0

Hello there I am having a problem using foreach and doparallel where my loop is giving me and error that it cannot find some of my list variables.

I have 3 lists in this loop that I have created seperately outside.

  1. models.list This is a list of 527 formulas which contain all possible combinations of variables I wish to test.

  2. training.sets This is a list of 25 different partitions of my data, used for training

  3. testdatas This is a list of 25 different partitions of my data, used for testing

  4. testdatas2 A copy of the testdatas list. Used to overwrite testdatas when a new loop starts

Basically I am writing a code which cross-validates each model 25 times, and runs a prediction whos result predicts if an area is "hot: 1" or "not : 0" Then based on the true or not value and the values from the test data set it computes the number of True Positives, False Positives, and False Negatives, it sends this through to the outer loop and then returns the PPV and Sensitivity based on the mean of all 25 cross-validations.

I have tried using the .export command, however my code still doesnt seem able to find models.list[[l]]. It says it doesnt exist

Any tips, or a solution would be massively appreciated! Im sure there is a lot I could be doing better here, but I've been working on it all day just trying to get it to run. Not sure if I should be using a foreach inner loop or a normal loop either.

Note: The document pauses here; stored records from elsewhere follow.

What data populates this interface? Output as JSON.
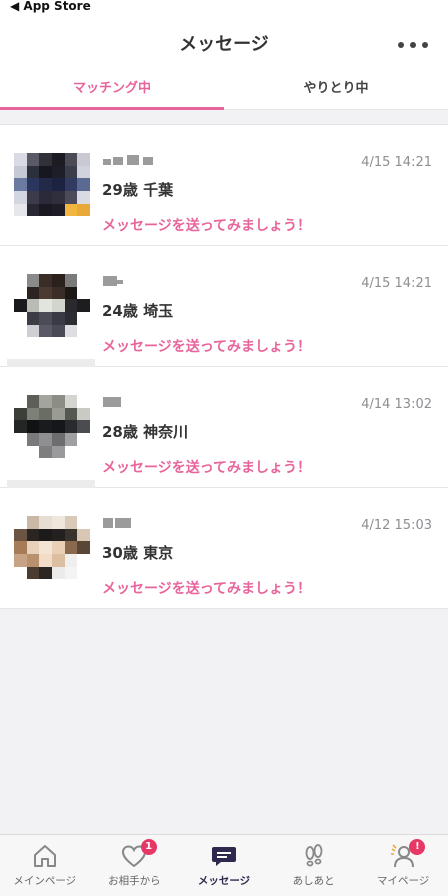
{
  "status_bar": {
    "back_label": "◀ App Store"
  },
  "header": {
    "title": "メッセージ"
  },
  "tabs": [
    {
      "label": "マッチング中",
      "active": true
    },
    {
      "label": "やりとり中",
      "active": false
    }
  ],
  "messages": [
    {
      "age_location": "29歳 千葉",
      "date": "4/15 14:21",
      "prompt": "メッセージを送ってみましょう！",
      "avatar_colors": [
        "#d8dbe4",
        "#5a5a66",
        "#303039",
        "#1c1b22",
        "#4a4b55",
        "#c8c9d2",
        "#c5c9d4",
        "#2c2f3c",
        "#161720",
        "#1d1e27",
        "#3a3d4a",
        "#d0d3dc",
        "#6a7aa0",
        "#2a3560",
        "#232a48",
        "#1c2242",
        "#323a62",
        "#5b6a92",
        "#d2d6e0",
        "#3b3b4a",
        "#2a2a3a",
        "#2f2f3e",
        "#4b4b5a",
        "#d9dbe2",
        "#e6e7ec",
        "#282733",
        "#1a1922",
        "#1e1d27",
        "#f0b640",
        "#e8a93a"
      ]
    },
    {
      "age_location": "24歳 埼玉",
      "date": "4/15 14:21",
      "prompt": "メッセージを送ってみましょう！",
      "avatar_colors": [
        "#ffffff",
        "#8a8a8a",
        "#3a2d28",
        "#2a201c",
        "#7b7b7b",
        "#ffffff",
        "#ffffff",
        "#2b2420",
        "#4a3a32",
        "#3a2d28",
        "#1c1816",
        "#ffffff",
        "#1a1a1c",
        "#b9bcb5",
        "#e2e4de",
        "#d2d4ce",
        "#2a2a2e",
        "#1d1d20",
        "#ffffff",
        "#3c3c44",
        "#4c4c56",
        "#3a3a44",
        "#2c2c33",
        "#ffffff",
        "#ffffff",
        "#cfcfd3",
        "#5a5a66",
        "#4a4a55",
        "#dedee2",
        "#ffffff"
      ]
    },
    {
      "age_location": "28歳 神奈川",
      "date": "4/14 13:02",
      "prompt": "メッセージを送ってみましょう！",
      "avatar_colors": [
        "#ffffff",
        "#5c5f57",
        "#a3a49b",
        "#8c8d84",
        "#d4d4d0",
        "#ffffff",
        "#3c3f38",
        "#7d8077",
        "#6a6d64",
        "#9a9b93",
        "#55584f",
        "#c9cac4",
        "#242525",
        "#111214",
        "#1a1b1e",
        "#16171a",
        "#2a2b2e",
        "#4b4c4f",
        "#ffffff",
        "#7a7a7c",
        "#8f8f92",
        "#6d6d70",
        "#a0a0a3",
        "#ffffff",
        "#ffffff",
        "#ffffff",
        "#7e7e80",
        "#9a9a9c",
        "#ffffff",
        "#ffffff"
      ]
    },
    {
      "age_location": "30歳 東京",
      "date": "4/12 15:03",
      "prompt": "メッセージを送ってみましょう！",
      "avatar_colors": [
        "#ffffff",
        "#c9b8a6",
        "#e8ddd1",
        "#efe6dc",
        "#d8c9b8",
        "#ffffff",
        "#6a5542",
        "#2a2522",
        "#1c1a1a",
        "#242020",
        "#3a332d",
        "#d9c7b3",
        "#a67c58",
        "#e9d2bb",
        "#f4e4d4",
        "#e8cfb6",
        "#8a6a4e",
        "#5a4636",
        "#c7a284",
        "#b8916f",
        "#f0dcc7",
        "#dcbfa1",
        "#efefef",
        "#ffffff",
        "#ffffff",
        "#4a3c30",
        "#2c2622",
        "#ebebeb",
        "#f4f4f4",
        "#ffffff"
      ]
    }
  ],
  "bottom_tabs": [
    {
      "label": "メインページ",
      "icon": "home-icon",
      "active": false,
      "badge": ""
    },
    {
      "label": "お相手から",
      "icon": "heart-icon",
      "active": false,
      "badge": "1"
    },
    {
      "label": "メッセージ",
      "icon": "chat-icon",
      "active": true,
      "badge": ""
    },
    {
      "label": "あしあと",
      "icon": "footprints-icon",
      "active": false,
      "badge": ""
    },
    {
      "label": "マイページ",
      "icon": "person-icon",
      "active": false,
      "badge": "!"
    }
  ],
  "colors": {
    "accent": "#e8659c",
    "badge": "#e63765",
    "active_tab": "#2f2a4d"
  }
}
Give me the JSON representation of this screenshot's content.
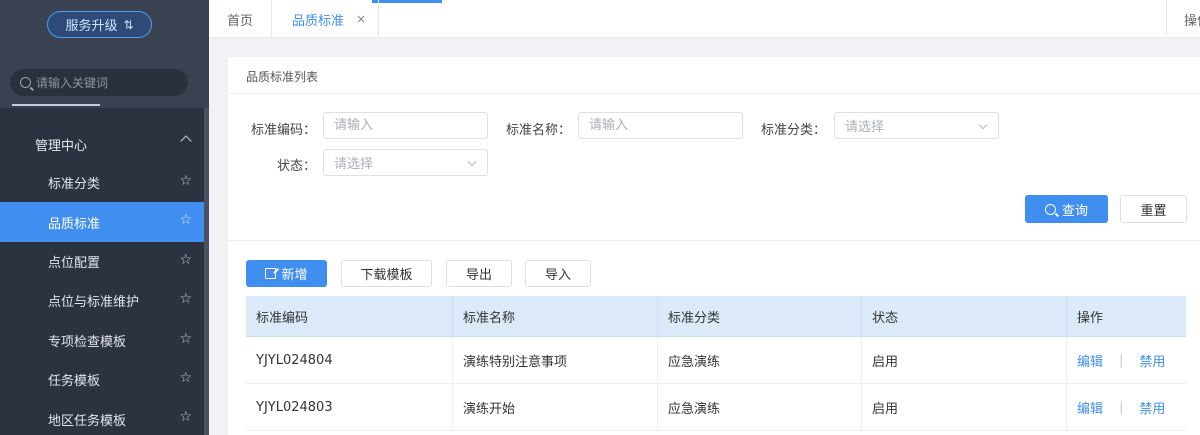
{
  "sidebar": {
    "upgrade_label": "服务升级",
    "search_placeholder": "请输入关键词",
    "group_label": "管理中心",
    "items": [
      {
        "label": "标准分类"
      },
      {
        "label": "品质标准"
      },
      {
        "label": "点位配置"
      },
      {
        "label": "点位与标准维护"
      },
      {
        "label": "专项检查模板"
      },
      {
        "label": "任务模板"
      },
      {
        "label": "地区任务模板"
      }
    ],
    "active_index": 1
  },
  "tabs": {
    "home": "首页",
    "current": "品质标准",
    "close_glyph": "×",
    "ops": "操作"
  },
  "panel": {
    "title": "品质标准列表"
  },
  "filters": {
    "code_label": "标准编码：",
    "code_placeholder": "请输入",
    "name_label": "标准名称：",
    "name_placeholder": "请输入",
    "category_label": "标准分类：",
    "category_placeholder": "请选择",
    "status_label": "状态：",
    "status_placeholder": "请选择",
    "query_label": "查询",
    "reset_label": "重置"
  },
  "toolbar": {
    "add_label": "新增",
    "download_label": "下载模板",
    "export_label": "导出",
    "import_label": "导入"
  },
  "table": {
    "headers": [
      "标准编码",
      "标准名称",
      "标准分类",
      "状态",
      "操作"
    ],
    "rows": [
      {
        "code": "YJYL024804",
        "name": "演练特别注意事项",
        "category": "应急演练",
        "status": "启用",
        "edit": "编辑",
        "sep": "|",
        "disable": "禁用"
      },
      {
        "code": "YJYL024803",
        "name": "演练开始",
        "category": "应急演练",
        "status": "启用",
        "edit": "编辑",
        "sep": "|",
        "disable": "禁用"
      }
    ]
  },
  "colors": {
    "primary": "#3f8ef0",
    "sidebar_bg": "#2b3240",
    "header_row": "#dbe9f8"
  }
}
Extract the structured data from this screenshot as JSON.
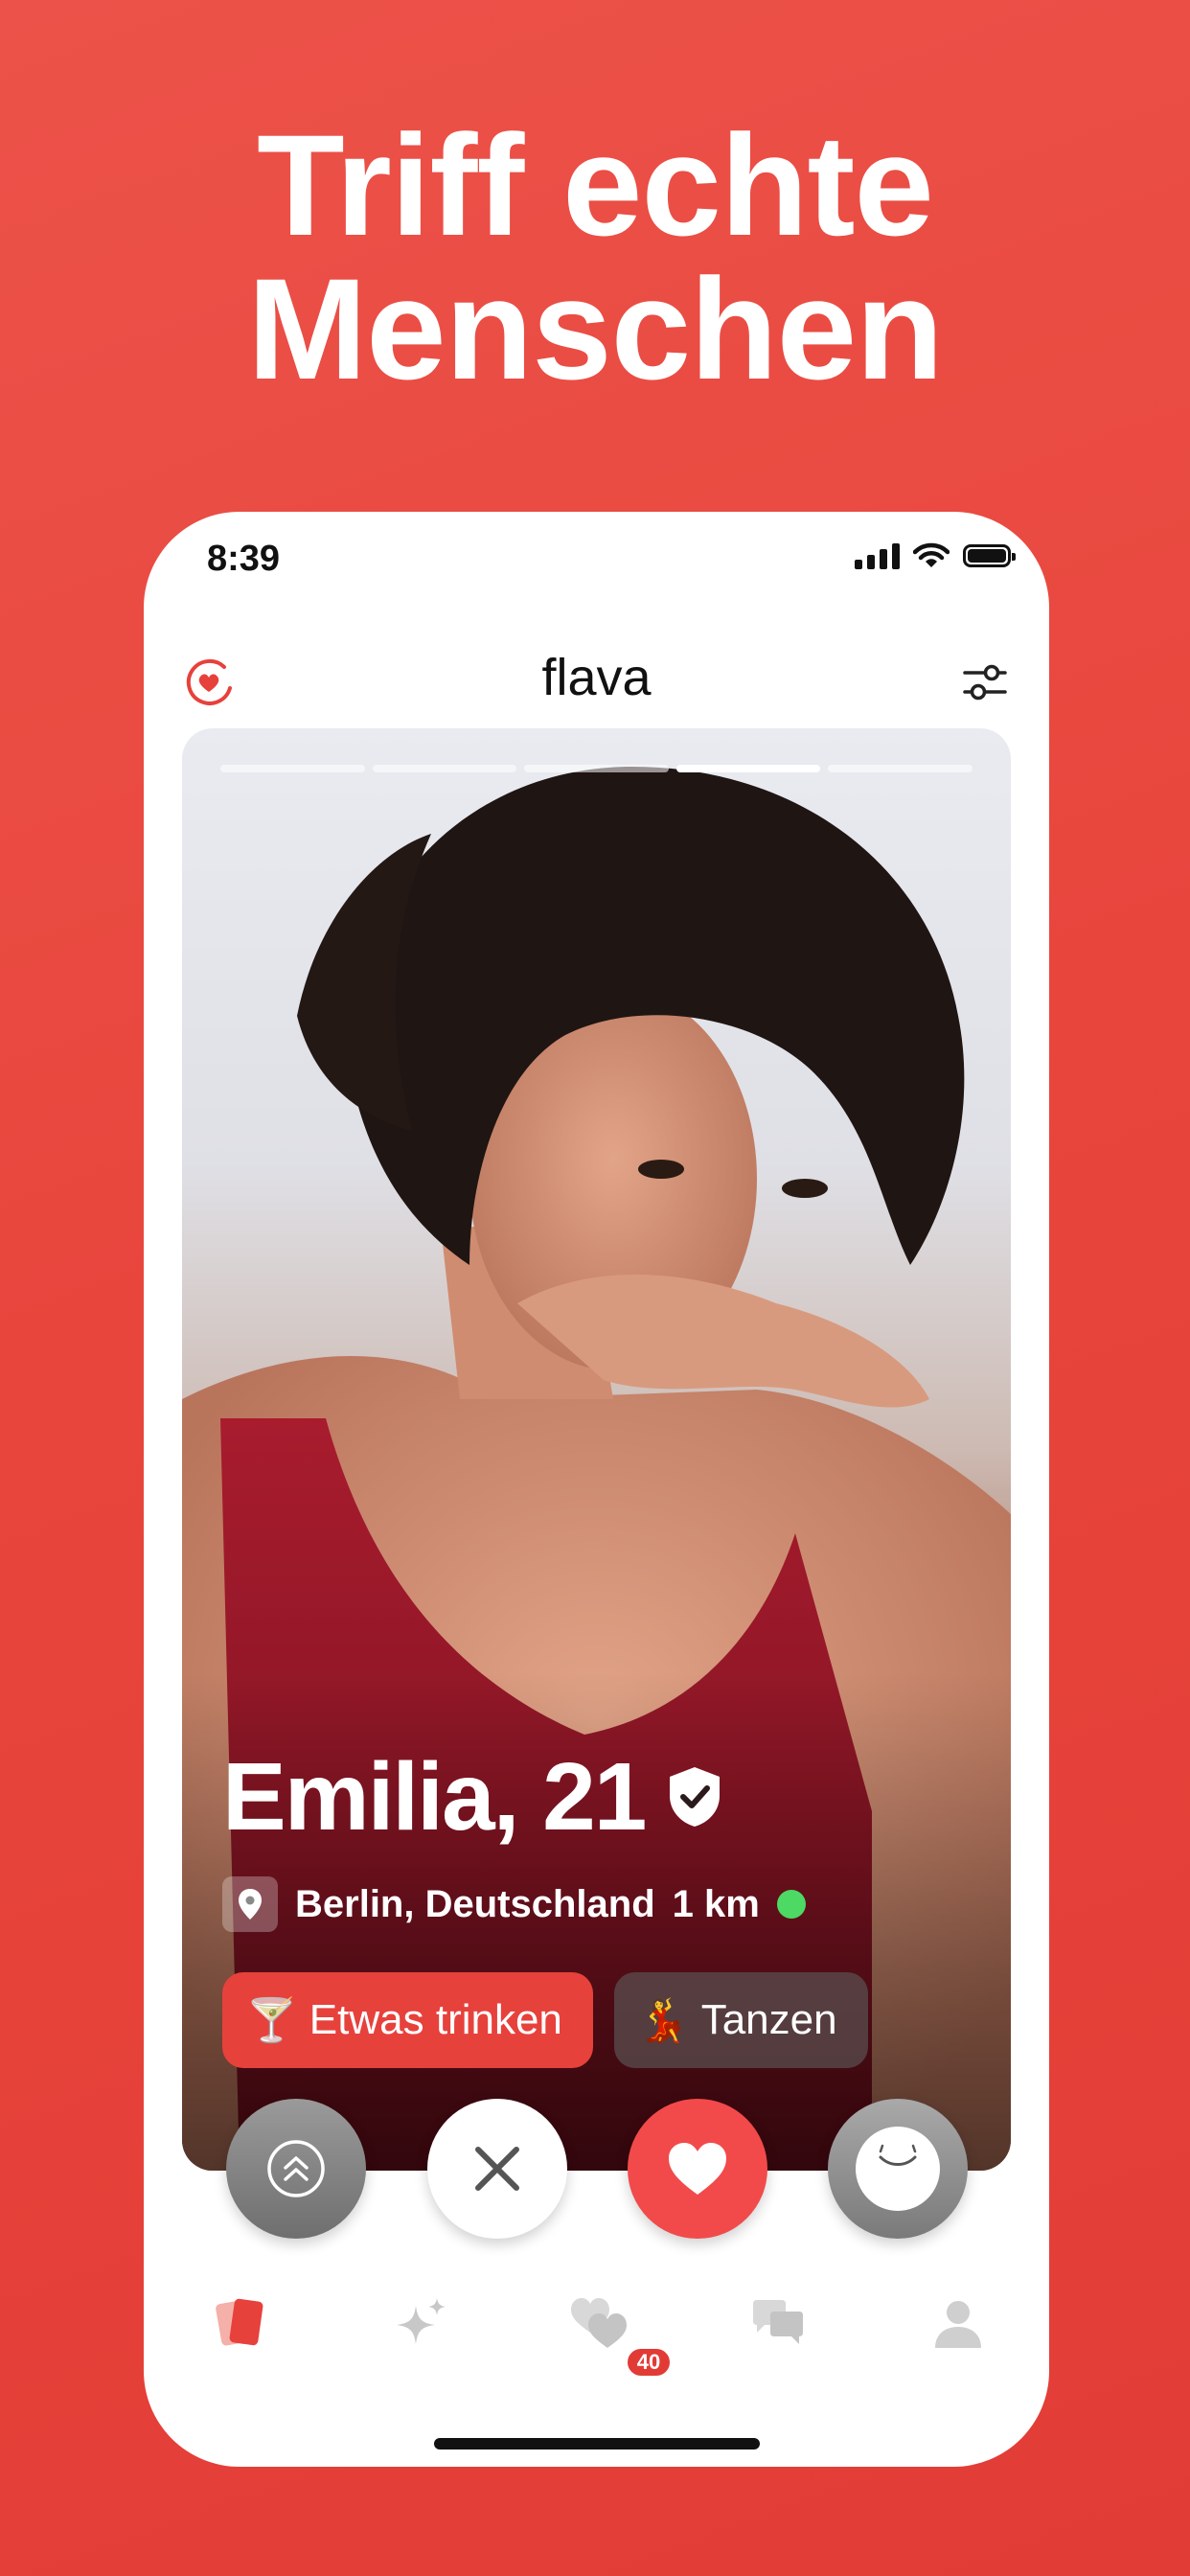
{
  "headline": {
    "line1": "Triff echte",
    "line2": "Menschen"
  },
  "status_bar": {
    "time": "8:39"
  },
  "app": {
    "brand": "flava"
  },
  "profile": {
    "name_age": "Emilia, 21",
    "location": "Berlin, Deutschland",
    "distance": "1 km",
    "online": true,
    "photo_index": 4,
    "photo_count": 5,
    "tags": [
      {
        "emoji": "🍸",
        "label": "Etwas trinken"
      },
      {
        "emoji": "💃",
        "label": "Tanzen"
      }
    ]
  },
  "tabbar": {
    "likes_badge": "40"
  },
  "colors": {
    "brand_red": "#e7413c",
    "like_button": "#f24a4a",
    "online_green": "#4cd964"
  }
}
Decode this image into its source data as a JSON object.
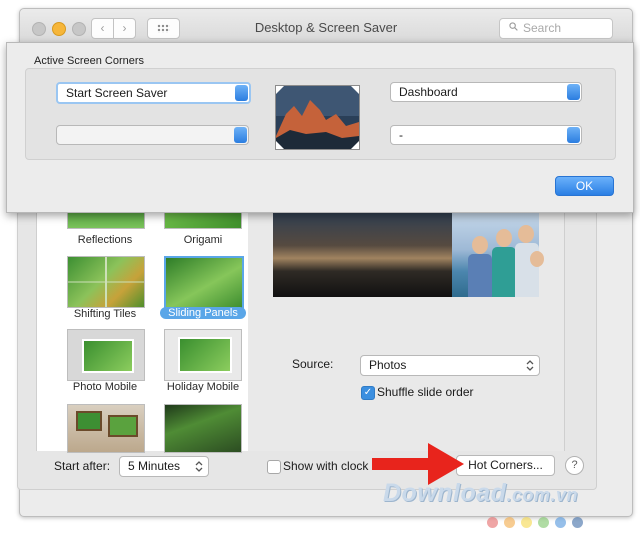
{
  "window": {
    "title": "Desktop & Screen Saver",
    "search_placeholder": "Search"
  },
  "screensavers": [
    {
      "label": "Reflections",
      "selected": false
    },
    {
      "label": "Origami",
      "selected": false
    },
    {
      "label": "Shifting Tiles",
      "selected": false
    },
    {
      "label": "Sliding Panels",
      "selected": true
    },
    {
      "label": "Photo Mobile",
      "selected": false
    },
    {
      "label": "Holiday Mobile",
      "selected": false
    }
  ],
  "source": {
    "label": "Source:",
    "value": "Photos"
  },
  "shuffle": {
    "label": "Shuffle slide order",
    "checked": true
  },
  "start_after": {
    "label": "Start after:",
    "value": "5 Minutes"
  },
  "show_clock": {
    "label": "Show with clock",
    "checked": false
  },
  "hot_corners_button": "Hot Corners...",
  "help_button": "?",
  "sheet": {
    "title": "Active Screen Corners",
    "top_left": "Start Screen Saver",
    "top_right": "Dashboard",
    "bottom_left": "",
    "bottom_right": "-",
    "ok_label": "OK"
  },
  "watermark": {
    "main": "Download",
    "suffix": ".com.vn"
  },
  "colors": {
    "accent_blue": "#2b7de0",
    "selection_blue": "#5aa6e8",
    "annotation_red": "#e8241c",
    "watermark_dots": [
      "#e15b5b",
      "#f0a336",
      "#f4d33b",
      "#6fbf5a",
      "#3f8ad8",
      "#2e5f9e"
    ]
  }
}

I am not sure if I can call my lists into the local environment from the global environment somehow? Or if I need to define everything inside the parallel loop (which would be very time intensive)

library(foreach)
library(doParallel)


clus <- makeCluster(10)
registerDoParallel(clus)
elmc1 <- foreach(l = 1:40,
     .combine = rbind,
     .packages = c("nlme","foreach", "doParallel"),
     .export = c("models.list","training.sets","testdatas","testdatas2")) %dopar% {

        testdatas <- testdatas2

        testdatas.temp <- foreach(k = 1:25,
                      .combine = rbind,
                      .packages = c("nlme","foreach", "doParallel"),
                      .export = c("models.list","training.sets","testdatas","testdatas2")) %do% {

            x <- lme(models.list[[l]], random = ~I(year-2001)|sa2_name11, data=training.sets[[k]])

            testdatas[[k]]$logrrprediction<-predict(x, newdata=testdatas[[k]],level=0)
            Designmat <- model.matrix(eval(eval(x$call$fixed)[-2]), testdatas[[k]])
            predvar <- diag(Designmat %*% x$varFix %*% t(Designmat))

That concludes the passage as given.